The park consists of a lawn and a fenced-in area that once housed a playground. A in-ground plaque featuring a quotation from Whitman is included in the park.

==History==
The park, designated as Reservation 715, was part of a broader green area called the Little Mall. It was named for Whitman in 1966. As part of Lady Bird Johnson's capital beautification program, landscape architect Edward Durell Stone Jr. created a design for the park in the late 1960s with trees, walkways and pools that would be consistent with the design of adjacent Rawkins Park. While Stone's plan was approved by the agencies with jurisdiction, it was not constructed due to a lack of funding.

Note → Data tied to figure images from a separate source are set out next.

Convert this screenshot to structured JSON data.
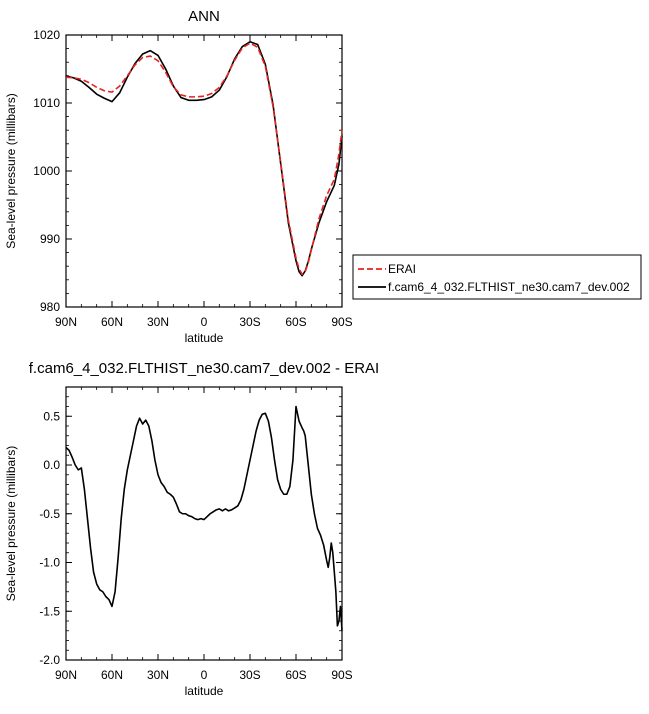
{
  "chart_data": [
    {
      "type": "line",
      "title": "ANN",
      "xlabel": "latitude",
      "ylabel": "Sea-level pressure (millibars)",
      "xlim": [
        90,
        -90
      ],
      "ylim": [
        980,
        1020
      ],
      "xticks": [
        {
          "value": 90,
          "label": "90N"
        },
        {
          "value": 60,
          "label": "60N"
        },
        {
          "value": 30,
          "label": "30N"
        },
        {
          "value": 0,
          "label": "0"
        },
        {
          "value": -30,
          "label": "30S"
        },
        {
          "value": -60,
          "label": "60S"
        },
        {
          "value": -90,
          "label": "90S"
        }
      ],
      "yticks": [
        {
          "value": 1020,
          "label": "1020"
        },
        {
          "value": 1010,
          "label": "1010"
        },
        {
          "value": 1000,
          "label": "1000"
        },
        {
          "value": 990,
          "label": "990"
        },
        {
          "value": 980,
          "label": "980"
        }
      ],
      "legend": {
        "placement": "outside right",
        "entries": [
          "ERAI",
          "f.cam6_4_032.FLTHIST_ne30.cam7_dev.002"
        ]
      },
      "series": [
        {
          "name": "ERAI",
          "color": "#e8231f",
          "dash": "dashed",
          "x": [
            90,
            85,
            80,
            75,
            70,
            65,
            60,
            55,
            50,
            45,
            40,
            35,
            30,
            25,
            20,
            15,
            10,
            5,
            0,
            -5,
            -10,
            -15,
            -20,
            -25,
            -30,
            -35,
            -40,
            -45,
            -50,
            -55,
            -60,
            -62,
            -64,
            -66,
            -68,
            -70,
            -75,
            -80,
            -85,
            -88,
            -90
          ],
          "y": [
            1013.8,
            1013.7,
            1013.5,
            1013.0,
            1012.3,
            1011.8,
            1011.6,
            1012.5,
            1014.0,
            1015.6,
            1016.7,
            1016.9,
            1016.2,
            1014.5,
            1012.4,
            1011.2,
            1010.9,
            1010.9,
            1011.0,
            1011.4,
            1012.3,
            1014.0,
            1016.3,
            1018.1,
            1018.8,
            1018.2,
            1015.4,
            1009.5,
            1001.3,
            992.8,
            987.2,
            985.6,
            984.8,
            985.2,
            986.5,
            988.4,
            993.0,
            996.4,
            998.8,
            1002.5,
            1006.0
          ]
        },
        {
          "name": "f.cam6_4_032.FLTHIST_ne30.cam7_dev.002",
          "color": "#000000",
          "dash": "solid",
          "x": [
            90,
            85,
            80,
            75,
            70,
            65,
            60,
            55,
            50,
            45,
            40,
            35,
            30,
            25,
            20,
            15,
            10,
            5,
            0,
            -5,
            -10,
            -15,
            -20,
            -25,
            -30,
            -35,
            -40,
            -45,
            -50,
            -55,
            -60,
            -62,
            -64,
            -66,
            -68,
            -70,
            -75,
            -80,
            -85,
            -88,
            -90
          ],
          "y": [
            1014.0,
            1013.7,
            1013.2,
            1012.3,
            1011.3,
            1010.7,
            1010.2,
            1011.5,
            1013.8,
            1015.8,
            1017.2,
            1017.7,
            1017.0,
            1015.0,
            1012.5,
            1010.8,
            1010.4,
            1010.4,
            1010.5,
            1010.9,
            1011.9,
            1013.9,
            1016.5,
            1018.3,
            1019.0,
            1018.6,
            1015.7,
            1009.8,
            1001.1,
            992.4,
            986.8,
            985.2,
            984.6,
            985.3,
            986.7,
            988.5,
            992.4,
            995.5,
            997.9,
            1001.0,
            1005.2
          ]
        }
      ]
    },
    {
      "type": "line",
      "title": "f.cam6_4_032.FLTHIST_ne30.cam7_dev.002 - ERAI",
      "xlabel": "latitude",
      "ylabel": "Sea-level pressure (millibars)",
      "xlim": [
        90,
        -90
      ],
      "ylim": [
        -2.0,
        0.8
      ],
      "xticks": [
        {
          "value": 90,
          "label": "90N"
        },
        {
          "value": 60,
          "label": "60N"
        },
        {
          "value": 30,
          "label": "30N"
        },
        {
          "value": 0,
          "label": "0"
        },
        {
          "value": -30,
          "label": "30S"
        },
        {
          "value": -60,
          "label": "60S"
        },
        {
          "value": -90,
          "label": "90S"
        }
      ],
      "yticks": [
        {
          "value": 0.5,
          "label": "0.5"
        },
        {
          "value": 0.0,
          "label": "0.0"
        },
        {
          "value": -0.5,
          "label": "-0.5"
        },
        {
          "value": -1.0,
          "label": "-1.0"
        },
        {
          "value": -1.5,
          "label": "-1.5"
        },
        {
          "value": -2.0,
          "label": "-2.0"
        }
      ],
      "series": [
        {
          "color": "#000000",
          "dash": "solid",
          "x": [
            90,
            88,
            86,
            84,
            82,
            80,
            78,
            76,
            74,
            72,
            70,
            68,
            66,
            64,
            62,
            60,
            58,
            56,
            54,
            52,
            50,
            48,
            46,
            44,
            42,
            40,
            38,
            36,
            34,
            32,
            30,
            28,
            26,
            24,
            22,
            20,
            18,
            16,
            14,
            12,
            10,
            8,
            6,
            4,
            2,
            0,
            -2,
            -4,
            -6,
            -8,
            -10,
            -12,
            -14,
            -16,
            -18,
            -20,
            -22,
            -24,
            -26,
            -28,
            -30,
            -32,
            -34,
            -36,
            -38,
            -40,
            -42,
            -44,
            -46,
            -48,
            -50,
            -52,
            -54,
            -56,
            -58,
            -60,
            -62,
            -64,
            -65,
            -66,
            -68,
            -70,
            -72,
            -74,
            -76,
            -78,
            -80,
            -81,
            -82,
            -83,
            -84,
            -85,
            -86,
            -87,
            -88,
            -89,
            -90
          ],
          "y": [
            0.18,
            0.15,
            0.08,
            0.0,
            -0.05,
            -0.03,
            -0.25,
            -0.55,
            -0.85,
            -1.1,
            -1.22,
            -1.28,
            -1.3,
            -1.35,
            -1.38,
            -1.45,
            -1.3,
            -0.95,
            -0.55,
            -0.25,
            -0.05,
            0.1,
            0.25,
            0.4,
            0.48,
            0.42,
            0.46,
            0.4,
            0.25,
            0.05,
            -0.1,
            -0.18,
            -0.22,
            -0.28,
            -0.3,
            -0.33,
            -0.4,
            -0.48,
            -0.5,
            -0.5,
            -0.52,
            -0.53,
            -0.55,
            -0.56,
            -0.55,
            -0.56,
            -0.53,
            -0.5,
            -0.48,
            -0.46,
            -0.45,
            -0.47,
            -0.45,
            -0.47,
            -0.46,
            -0.44,
            -0.42,
            -0.36,
            -0.25,
            -0.1,
            0.05,
            0.2,
            0.35,
            0.46,
            0.52,
            0.53,
            0.45,
            0.28,
            0.05,
            -0.15,
            -0.25,
            -0.3,
            -0.3,
            -0.22,
            0.05,
            0.6,
            0.45,
            0.38,
            0.35,
            0.3,
            0.0,
            -0.3,
            -0.5,
            -0.65,
            -0.72,
            -0.82,
            -0.98,
            -1.05,
            -0.95,
            -0.8,
            -0.9,
            -1.1,
            -1.3,
            -1.65,
            -1.6,
            -1.45,
            -1.7
          ]
        }
      ]
    }
  ]
}
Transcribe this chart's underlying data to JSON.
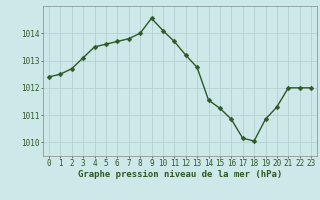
{
  "x": [
    0,
    1,
    2,
    3,
    4,
    5,
    6,
    7,
    8,
    9,
    10,
    11,
    12,
    13,
    14,
    15,
    16,
    17,
    18,
    19,
    20,
    21,
    22,
    23
  ],
  "y": [
    1012.4,
    1012.5,
    1012.7,
    1013.1,
    1013.5,
    1013.6,
    1013.7,
    1013.8,
    1014.0,
    1014.55,
    1014.1,
    1013.7,
    1013.2,
    1012.75,
    1011.55,
    1011.25,
    1010.85,
    1010.15,
    1010.05,
    1010.85,
    1011.3,
    1012.0,
    1012.0,
    1012.0
  ],
  "line_color": "#2d5a27",
  "marker_color": "#2d5a27",
  "bg_color": "#cde8e8",
  "grid_color": "#b0cccc",
  "xlabel": "Graphe pression niveau de la mer (hPa)",
  "ylim": [
    1009.5,
    1015.0
  ],
  "xlim": [
    -0.5,
    23.5
  ],
  "yticks": [
    1010,
    1011,
    1012,
    1013,
    1014
  ],
  "xticks": [
    0,
    1,
    2,
    3,
    4,
    5,
    6,
    7,
    8,
    9,
    10,
    11,
    12,
    13,
    14,
    15,
    16,
    17,
    18,
    19,
    20,
    21,
    22,
    23
  ],
  "tick_fontsize": 5.5,
  "xlabel_fontsize": 6.5,
  "marker_size": 2.5,
  "line_width": 1.0
}
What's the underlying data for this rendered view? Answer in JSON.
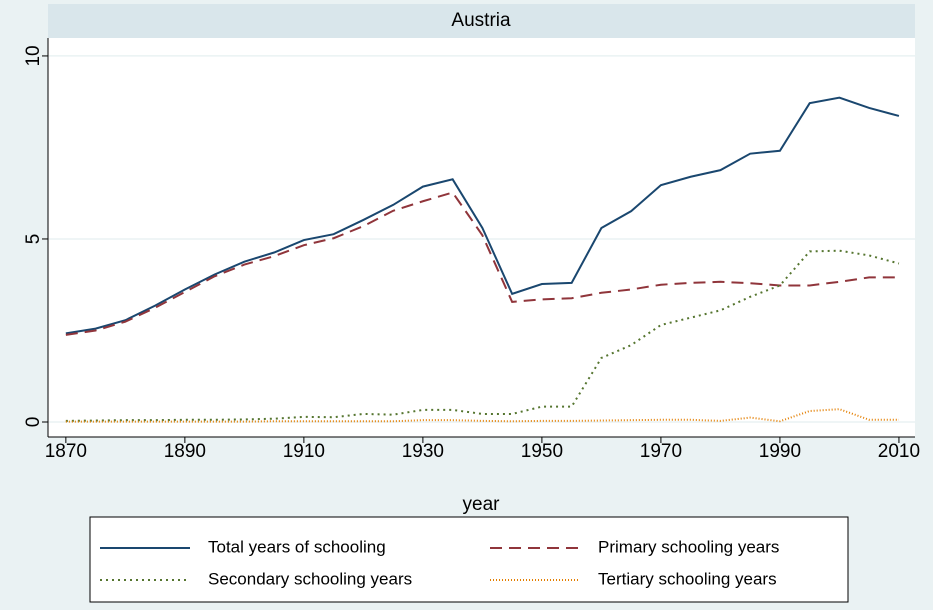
{
  "chart_data": {
    "type": "line",
    "title": "Austria",
    "xlabel": "year",
    "x": [
      1870,
      1875,
      1880,
      1885,
      1890,
      1895,
      1900,
      1905,
      1910,
      1915,
      1920,
      1925,
      1930,
      1935,
      1940,
      1945,
      1950,
      1955,
      1960,
      1965,
      1970,
      1975,
      1980,
      1985,
      1990,
      1995,
      2000,
      2005,
      2010
    ],
    "series": [
      {
        "name": "Total years of schooling",
        "color": "#1a476f",
        "dash": "none",
        "values": [
          2.42,
          2.55,
          2.78,
          3.18,
          3.62,
          4.03,
          4.38,
          4.63,
          4.97,
          5.13,
          5.52,
          5.93,
          6.43,
          6.63,
          5.3,
          3.5,
          3.77,
          3.8,
          5.3,
          5.76,
          6.47,
          6.7,
          6.88,
          7.33,
          7.41,
          8.71,
          8.86,
          8.58,
          8.36
        ]
      },
      {
        "name": "Primary schooling years",
        "color": "#90353b",
        "dash": "12 7",
        "values": [
          2.38,
          2.5,
          2.74,
          3.12,
          3.55,
          3.98,
          4.3,
          4.53,
          4.83,
          5.02,
          5.35,
          5.77,
          6.03,
          6.27,
          5.1,
          3.28,
          3.35,
          3.38,
          3.53,
          3.62,
          3.75,
          3.8,
          3.83,
          3.79,
          3.73,
          3.73,
          3.83,
          3.95,
          3.95
        ]
      },
      {
        "name": "Secondary schooling years",
        "color": "#55752f",
        "dash": "2 4",
        "values": [
          0.03,
          0.04,
          0.05,
          0.05,
          0.06,
          0.06,
          0.07,
          0.09,
          0.14,
          0.13,
          0.22,
          0.2,
          0.33,
          0.33,
          0.22,
          0.22,
          0.42,
          0.42,
          1.75,
          2.1,
          2.65,
          2.85,
          3.05,
          3.42,
          3.73,
          4.66,
          4.68,
          4.55,
          4.33
        ]
      },
      {
        "name": "Tertiary schooling years",
        "color": "#e37e00",
        "dash": "1 2",
        "values": [
          0.01,
          0.01,
          0.01,
          0.01,
          0.01,
          0.01,
          0.01,
          0.02,
          0.02,
          0.02,
          0.02,
          0.02,
          0.05,
          0.05,
          0.03,
          0.02,
          0.03,
          0.03,
          0.04,
          0.05,
          0.06,
          0.06,
          0.03,
          0.12,
          0.02,
          0.3,
          0.35,
          0.06,
          0.06
        ]
      }
    ],
    "xlim": [
      1867,
      2012.7
    ],
    "ylim": [
      -0.41,
      10.49
    ],
    "xticks": [
      1870,
      1890,
      1910,
      1930,
      1950,
      1970,
      1990,
      2010
    ],
    "yticks": [
      0,
      5,
      10
    ],
    "grid": true,
    "legend": "bottom"
  }
}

A $320,000 playground was installed in 1990 primarily to serve children in child care centers in nearby federal office buildings, although it was also open to the public. It was the first time the U.S. government had installed a playground on federal land for children of government workers. The playground was later removed.

===Future plans===
Whitman Park has often been discussed as a site for a planned memorial. It was considered but rejected as a potential site for the Dwight D. Eisenhower Memorial, the planned Global War on Terrorism Memorial, a planned memorial for the Texas Legation and the planned Fallen Journalists Memorial. In the 2010s, the National Capital Planning Commission also identified the park as a potential site for the National Desert Storm and Desert Shield Memorial and a potential site for memorials related to international coordination and diplomacy due to its proximity to the U.S. State Department headquarters.